Re: [Bug 200651] New: cgroups iptables-restor: vmalloc: allocation failure

Georgi Nikolov <gnikolov@xxxxxxxxxxx> · Mon, 30 Jul 2018 21:51:42 +0300

On 07/30/2018 09:38 PM, Michal Hocko wrote:
> On Mon 30-07-18 18:54:24, Georgi Nikolov wrote:
> [...]
>> No i was wrong. The regression starts actually with 0537250fdc6c8.
>> - old code, which opencodes kvmalloc, is masking error but error is there
>> - kvmalloc without GFP_NORETRY works fine, but probably can consume a
>> lot of memory - commit: eacd86ca3b036
>> - kvmalloc with GFP_NORETRY shows error - commit: 0537250fdc6c8
> OK.
>
>>>> What is correct way to fix it.
>>>> - inside xt_alloc_table_info remove GFP_NORETRY from kvmalloc or add
>>>> this flag only for sizes bigger than some threshold
>>> This would reintroduce issue fixed by 0537250fdc6c8. Note that
>>> kvmalloc(GFP_KERNEL | __GFP_NORETRY) is more or less equivalent to the
>>> original code (well, except for __GFP_NOWARN).
>> So probably we should pass GFP_NORETRY only for large requests (above
>> some threshold).
> What would be the treshold?
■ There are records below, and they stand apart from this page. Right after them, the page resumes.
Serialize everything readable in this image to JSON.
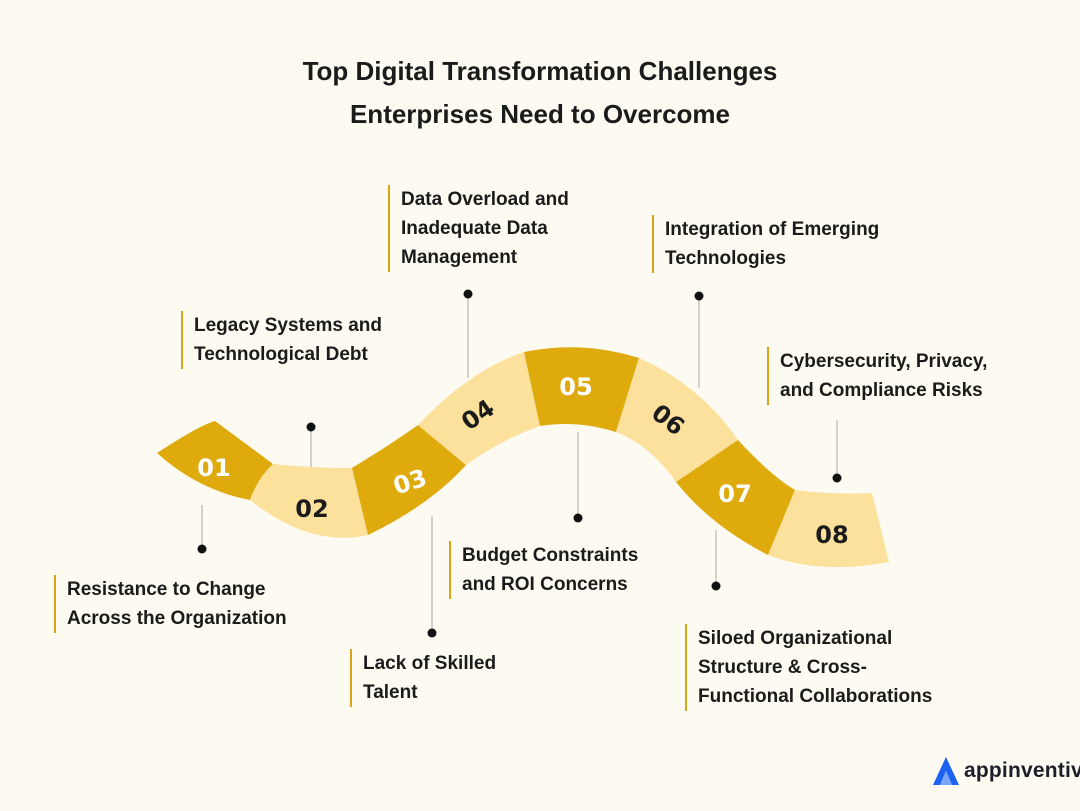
{
  "title": {
    "line1": "Top Digital Transformation Challenges",
    "line2": "Enterprises Need to Overcome"
  },
  "colors": {
    "dark_segment": "#deaa0c",
    "light_segment": "#fbe19c",
    "accent_line": "#d9a514",
    "background": "#fcfaf1",
    "logo_blue": "#1c62f0"
  },
  "steps": [
    {
      "number": "01",
      "lines": [
        "Resistance to Change",
        "Across the Organization"
      ]
    },
    {
      "number": "02",
      "lines": [
        "Legacy Systems and",
        "Technological Debt"
      ]
    },
    {
      "number": "03",
      "lines": [
        "Lack of Skilled",
        "Talent"
      ]
    },
    {
      "number": "04",
      "lines": [
        "Data Overload and",
        "Inadequate Data",
        "Management"
      ]
    },
    {
      "number": "05",
      "lines": [
        "Budget Constraints",
        "and ROI Concerns"
      ]
    },
    {
      "number": "06",
      "lines": [
        "Integration of Emerging",
        "Technologies"
      ]
    },
    {
      "number": "07",
      "lines": [
        "Siloed Organizational",
        "Structure & Cross-",
        "Functional Collaborations"
      ]
    },
    {
      "number": "08",
      "lines": [
        "Cybersecurity, Privacy,",
        "and Compliance Risks"
      ]
    }
  ],
  "logo": {
    "text": "appinventiv",
    "icon": "appinventiv-logo-icon"
  }
}
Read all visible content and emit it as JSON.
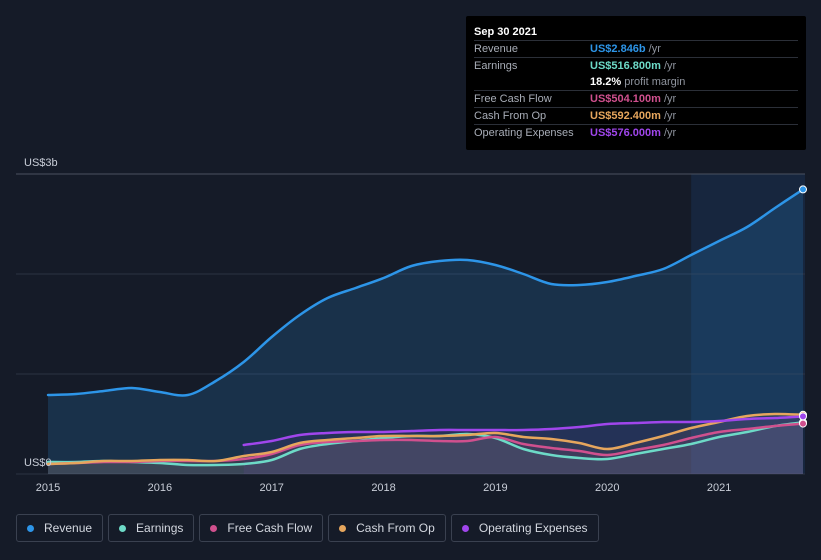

This is not really my area so I just wanted
> to keep the original code semantic.
>  
>>>> - inside kvmalloc_node remove GFP_NORETRY from
>>>> __vmalloc_node_flags_caller (i don't know if it honors this flag, or
>>>> the problem is elsewhere)
>>> No, not really. This is basically equivalent to kvmalloc(GFP_KERNEL).
>>>
>>> I strongly suspect that this is not a regression in this code but rather
>>> a side effect of larger memory fragmentation caused by something else.
>>> In any case do you see this failure also without artificial test case
>>> with a standard workload?
>> Yes i can see failures with standard workload, in fact it was hard to
>> reproduce it.
>> Here is the error from production servers where allocation is smaller:
>> iptables: vmalloc: allocation failure, allocated 131072 of 225280 bytes,
>> mode:0x14010c0(GFP_KERNEL|__GFP_NORETRY), nodemask=(null)
>>
>> I didn't understand if vmalloc honors GFP_NORETRY.
> 0537250fdc6c8 changelog tries to explain. kvmalloc doesn't really
> support the GFP_NORETRY remantic because that would imply the request
> wouldn't trigger the oom killer but in rare cases this might happen
> (e.g. when page tables are allocated because those are hardcoded GFP_KERNEL).
>
> That being said, I have no objection to use GFP_KERNEL if it helps real
> workloads but we probably need some cap...

Probably Vlastimil Babka can propose some limit:

On Thu 26-07-18 09:18:57, Vlastimil Babka wrote:
This is likely the kvmalloc() in xt_alloc_table_info(). Between 4.13 and
4.17 it shouldn't use __GFP_NORETRY, but looks like commit 0537250fdc6c
("netfilter: x_tables: make allocation less aggressive") was backported
to 4.14. Removing __GFP_NORETRY might help here, but bring back other
issues. Less than 4MB is not that much though, maybe find some "sane"
limit and use __GFP_NORETRY only above that?

Regards,

--
Georgi Nikolov